A calculation method for multicomponent mass transfer coefficient correlations

Mass transfer coefficients are usually based on measurements from binary mixtures. This leads to scalar correlation equation for mass transfer coefficient. These equations are usually obtained from dimensional analysis, and they include fractional powers of the system parameters, like the Reynolds number and the Schmidt number. Generalization according to the linearized Maxwell–Stefan theory (∇ c t and ∇[ D ] are assumed zero along the diffusion path) is then made by replacing the scalar values by corresponding matrix values. This leads to the problem of calculating the matrix fractional powers. This can be done by the similarity transform or by the Sylvester’s expansion, but it is quite a tedious procedure.
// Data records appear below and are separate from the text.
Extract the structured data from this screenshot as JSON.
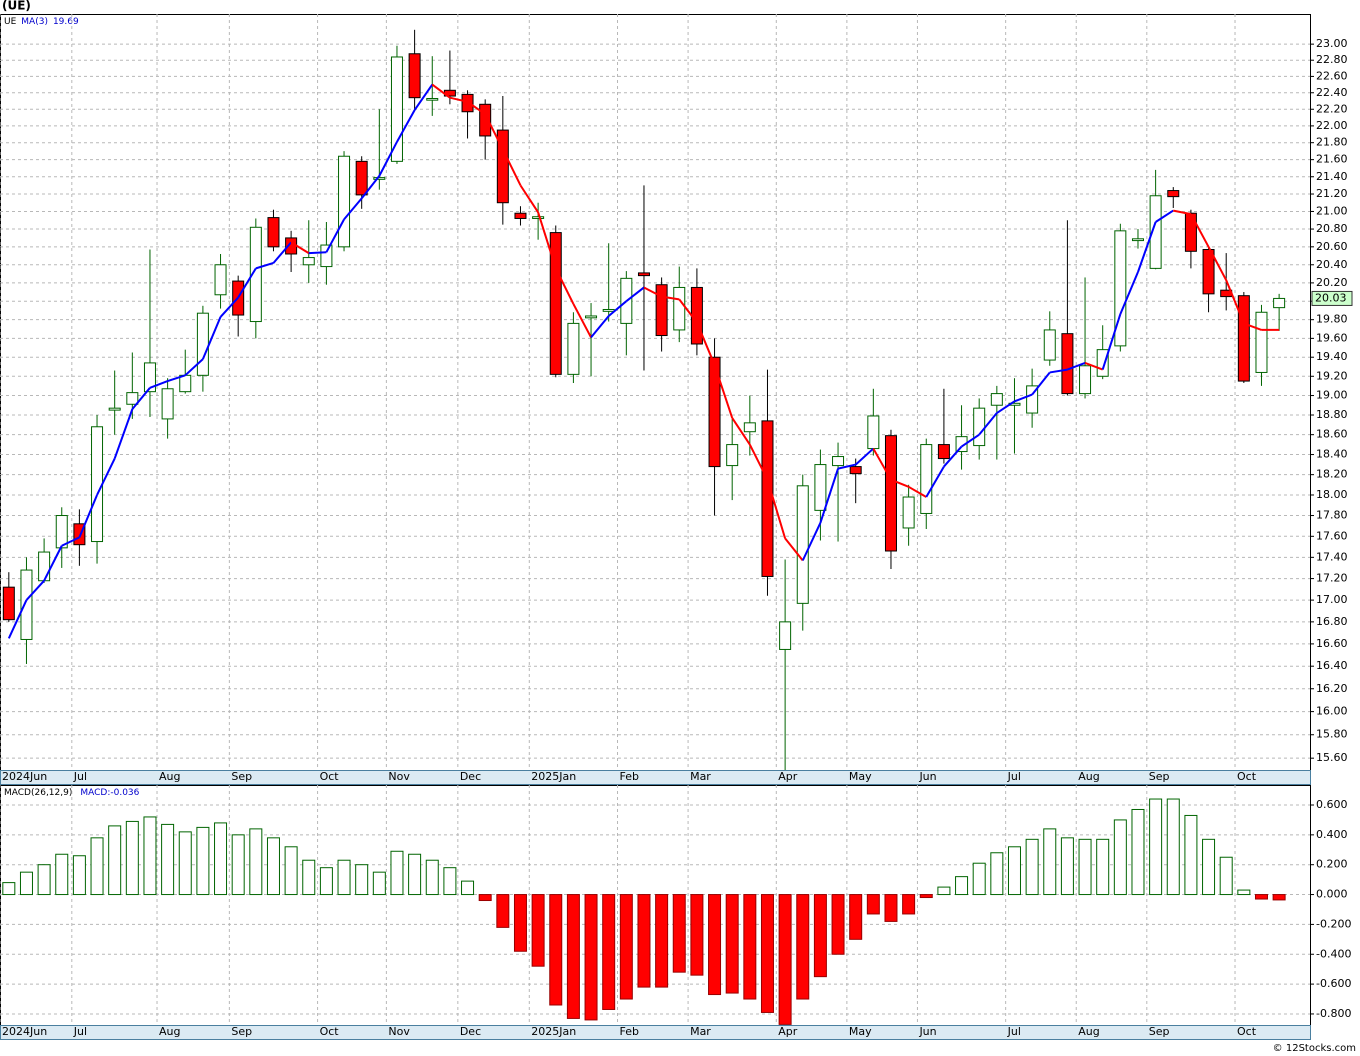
{
  "chart_data": [
    {
      "type": "candlestick",
      "title": "(UE)",
      "symbol": "UE",
      "ma_name": "MA(3)",
      "log_scale": true,
      "grid": true,
      "up_color": "#006400",
      "down_color": "#ff0000",
      "ma_up_color": "#0000ff",
      "ma_down_color": "#ff0000",
      "last_color": "#ccffcc",
      "open": [
        17.12,
        16.64,
        17.18,
        17.49,
        17.72,
        17.55,
        18.85,
        18.91,
        19.04,
        18.76,
        19.04,
        19.21,
        20.07,
        20.22,
        19.78,
        20.93,
        20.7,
        20.4,
        20.38,
        20.6,
        21.58,
        21.37,
        21.58,
        22.88,
        22.31,
        22.43,
        22.38,
        22.26,
        21.95,
        20.98,
        20.92,
        20.76,
        19.22,
        19.82,
        19.89,
        19.76,
        20.31,
        20.18,
        19.69,
        20.15,
        19.4,
        18.29,
        18.63,
        18.74,
        16.55,
        16.97,
        17.85,
        18.29,
        18.28,
        18.46,
        18.59,
        17.68,
        17.82,
        18.5,
        18.43,
        18.49,
        18.9,
        18.9,
        18.82,
        19.37,
        19.65,
        19.02,
        19.2,
        19.52,
        20.67,
        20.36,
        21.24,
        20.98,
        20.57,
        20.12,
        20.06,
        19.24,
        19.93
      ],
      "high": [
        17.26,
        17.4,
        17.58,
        17.88,
        17.86,
        18.8,
        19.26,
        19.45,
        20.57,
        19.18,
        19.48,
        19.95,
        20.52,
        20.28,
        20.92,
        21.02,
        20.78,
        20.9,
        20.88,
        21.7,
        21.64,
        22.2,
        22.98,
        23.18,
        22.85,
        22.92,
        22.43,
        22.32,
        22.36,
        21.06,
        21.1,
        20.84,
        19.88,
        19.98,
        20.64,
        20.33,
        21.3,
        20.26,
        20.38,
        20.36,
        19.6,
        18.76,
        19.0,
        19.27,
        17.38,
        18.2,
        18.45,
        18.52,
        18.36,
        19.07,
        18.65,
        18.1,
        18.56,
        19.07,
        18.9,
        18.97,
        19.1,
        19.18,
        19.28,
        19.89,
        20.9,
        20.26,
        19.74,
        20.86,
        20.8,
        21.48,
        21.28,
        21.02,
        20.6,
        20.53,
        20.1,
        19.96,
        20.08
      ],
      "low": [
        16.8,
        16.42,
        17.16,
        17.3,
        17.32,
        17.34,
        18.6,
        18.76,
        18.78,
        18.56,
        19.02,
        19.04,
        19.92,
        19.62,
        19.6,
        20.55,
        20.32,
        20.2,
        20.18,
        20.55,
        21.03,
        21.25,
        21.55,
        22.18,
        22.12,
        22.26,
        21.85,
        21.6,
        20.85,
        20.84,
        20.68,
        19.19,
        19.13,
        19.2,
        19.78,
        19.42,
        19.26,
        19.46,
        19.56,
        19.42,
        17.8,
        17.95,
        18.39,
        17.04,
        15.5,
        16.72,
        17.56,
        17.55,
        17.92,
        18.39,
        17.29,
        17.51,
        17.67,
        18.31,
        18.25,
        18.35,
        18.35,
        18.41,
        18.67,
        19.31,
        19.0,
        18.97,
        19.17,
        19.46,
        20.58,
        20.35,
        21.04,
        20.36,
        19.88,
        19.9,
        19.13,
        19.1,
        19.68
      ],
      "close": [
        16.82,
        17.28,
        17.45,
        17.8,
        17.52,
        18.68,
        18.87,
        19.03,
        19.34,
        19.07,
        19.21,
        19.87,
        20.4,
        19.85,
        20.82,
        20.6,
        20.52,
        20.48,
        20.62,
        21.64,
        21.19,
        21.39,
        22.84,
        22.34,
        22.33,
        22.36,
        22.17,
        21.88,
        21.1,
        20.92,
        20.94,
        19.22,
        19.76,
        19.84,
        19.91,
        20.25,
        20.28,
        19.63,
        20.15,
        19.54,
        18.28,
        18.5,
        18.72,
        17.22,
        16.8,
        18.09,
        18.3,
        18.38,
        18.21,
        18.79,
        17.46,
        17.98,
        18.5,
        18.36,
        18.58,
        18.87,
        19.02,
        18.92,
        19.1,
        19.69,
        19.02,
        19.31,
        19.48,
        20.78,
        20.69,
        21.18,
        21.17,
        20.55,
        20.08,
        20.05,
        19.15,
        19.88,
        20.03
      ],
      "ma": {
        "values": [
          16.65,
          17.0,
          17.18,
          17.51,
          17.59,
          18.0,
          18.36,
          18.86,
          19.08,
          19.15,
          19.21,
          19.38,
          19.83,
          20.04,
          20.36,
          20.42,
          20.65,
          20.53,
          20.54,
          20.91,
          21.15,
          21.41,
          21.81,
          22.19,
          22.5,
          22.34,
          22.29,
          22.14,
          21.72,
          21.3,
          20.99,
          20.36,
          19.97,
          19.61,
          19.84,
          20.0,
          20.15,
          20.05,
          20.02,
          19.77,
          19.32,
          18.77,
          18.5,
          18.15,
          17.58,
          17.37,
          17.73,
          18.26,
          18.3,
          18.46,
          18.15,
          18.08,
          17.98,
          18.28,
          18.48,
          18.6,
          18.82,
          18.94,
          19.01,
          19.24,
          19.27,
          19.34,
          19.27,
          19.86,
          20.32,
          20.88,
          21.01,
          20.97,
          20.6,
          20.23,
          19.76,
          19.69,
          19.69
        ]
      },
      "xlim": [
        -0.5,
        73.75
      ],
      "xticks": [
        {
          "value": -0.5,
          "label": "2024Jun"
        },
        {
          "value": 3.57,
          "label": "Jul"
        },
        {
          "value": 8.4,
          "label": "Aug"
        },
        {
          "value": 12.5,
          "label": "Sep"
        },
        {
          "value": 17.5,
          "label": "Oct"
        },
        {
          "value": 21.4,
          "label": "Nov"
        },
        {
          "value": 25.45,
          "label": "Dec"
        },
        {
          "value": 29.5,
          "label": "2025Jan"
        },
        {
          "value": 34.5,
          "label": "Feb"
        },
        {
          "value": 38.5,
          "label": "Mar"
        },
        {
          "value": 43.5,
          "label": "Apr"
        },
        {
          "value": 47.5,
          "label": "May"
        },
        {
          "value": 51.5,
          "label": "Jun"
        },
        {
          "value": 56.5,
          "label": "Jul"
        },
        {
          "value": 60.5,
          "label": "Aug"
        },
        {
          "value": 64.5,
          "label": "Sep"
        },
        {
          "value": 69.5,
          "label": "Oct"
        }
      ],
      "ylim": [
        15.5,
        23.38
      ],
      "yticks": [
        {
          "value": 15.6,
          "label": "15.60"
        },
        {
          "value": 15.8,
          "label": "15.80"
        },
        {
          "value": 16,
          "label": "16.00"
        },
        {
          "value": 16.2,
          "label": "16.20"
        },
        {
          "value": 16.4,
          "label": "16.40"
        },
        {
          "value": 16.6,
          "label": "16.60"
        },
        {
          "value": 16.8,
          "label": "16.80"
        },
        {
          "value": 17,
          "label": "17.00"
        },
        {
          "value": 17.2,
          "label": "17.20"
        },
        {
          "value": 17.4,
          "label": "17.40"
        },
        {
          "value": 17.6,
          "label": "17.60"
        },
        {
          "value": 17.8,
          "label": "17.80"
        },
        {
          "value": 18,
          "label": "18.00"
        },
        {
          "value": 18.2,
          "label": "18.20"
        },
        {
          "value": 18.4,
          "label": "18.40"
        },
        {
          "value": 18.6,
          "label": "18.60"
        },
        {
          "value": 18.8,
          "label": "18.80"
        },
        {
          "value": 19,
          "label": "19.00"
        },
        {
          "value": 19.2,
          "label": "19.20"
        },
        {
          "value": 19.4,
          "label": "19.40"
        },
        {
          "value": 19.6,
          "label": "19.60"
        },
        {
          "value": 19.8,
          "label": "19.80"
        },
        {
          "value": 20,
          "label": "20.00"
        },
        {
          "value": 20.2,
          "label": "20.20"
        },
        {
          "value": 20.4,
          "label": "20.40"
        },
        {
          "value": 20.6,
          "label": "20.60"
        },
        {
          "value": 20.8,
          "label": "20.80"
        },
        {
          "value": 21,
          "label": "21.00"
        },
        {
          "value": 21.2,
          "label": "21.20"
        },
        {
          "value": 21.4,
          "label": "21.40"
        },
        {
          "value": 21.6,
          "label": "21.60"
        },
        {
          "value": 21.8,
          "label": "21.80"
        },
        {
          "value": 22,
          "label": "22.00"
        },
        {
          "value": 22.2,
          "label": "22.20"
        },
        {
          "value": 22.4,
          "label": "22.40"
        },
        {
          "value": 22.6,
          "label": "22.60"
        },
        {
          "value": 22.8,
          "label": "22.80"
        },
        {
          "value": 23,
          "label": "23.00"
        }
      ]
    },
    {
      "type": "bar",
      "title": "MACD(26,12,9)",
      "value_prefix": "MACD:",
      "last_value": -0.036,
      "up_color": "#006400",
      "down_color": "#ff0000",
      "grid": true,
      "values": [
        0.08,
        0.15,
        0.2,
        0.27,
        0.26,
        0.38,
        0.46,
        0.49,
        0.52,
        0.47,
        0.42,
        0.45,
        0.48,
        0.4,
        0.44,
        0.38,
        0.32,
        0.23,
        0.18,
        0.23,
        0.2,
        0.15,
        0.29,
        0.27,
        0.23,
        0.18,
        0.09,
        -0.04,
        -0.22,
        -0.38,
        -0.48,
        -0.74,
        -0.83,
        -0.84,
        -0.77,
        -0.7,
        -0.62,
        -0.62,
        -0.52,
        -0.54,
        -0.67,
        -0.66,
        -0.7,
        -0.79,
        -0.87,
        -0.7,
        -0.55,
        -0.4,
        -0.3,
        -0.13,
        -0.18,
        -0.13,
        -0.02,
        0.05,
        0.12,
        0.21,
        0.28,
        0.32,
        0.37,
        0.44,
        0.38,
        0.37,
        0.37,
        0.5,
        0.57,
        0.64,
        0.64,
        0.53,
        0.37,
        0.25,
        0.03,
        -0.03,
        -0.036
      ],
      "ylim": [
        -0.874,
        0.734
      ],
      "yticks": [
        {
          "value": 0.6,
          "label": "0.600"
        },
        {
          "value": 0.4,
          "label": "0.400"
        },
        {
          "value": 0.2,
          "label": "0.200"
        },
        {
          "value": 0,
          "label": "0.000"
        },
        {
          "value": -0.2,
          "label": "-0.200"
        },
        {
          "value": -0.4,
          "label": "-0.400"
        },
        {
          "value": -0.6,
          "label": "-0.600"
        },
        {
          "value": -0.8,
          "label": "-0.800"
        }
      ],
      "watermark": "© 12Stocks.com"
    }
  ]
}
Krishna and Standart (1976) American Institute of Chemical Engineers Journal 22 , 383–9 proposed that the binary mass transfer correlations could be used for each component pair in multicomponent systems. In this paper, another approximate approach is chosen for the simplification of the calculations. In the Maxwell–Stefan diffusion coefficient matrix, the off-diagonal elements describe diffusional interactions. These elements may be significant, but are usually smaller in magnitude than the diagonal elements. The method presented in this paper is based on that fact. The method gives more accurate results than the practice of using binary mass transfer coefficients. It is applicable to all mass transfer models, such as the film model, penetration model, and models resulting from boundary layer analyses.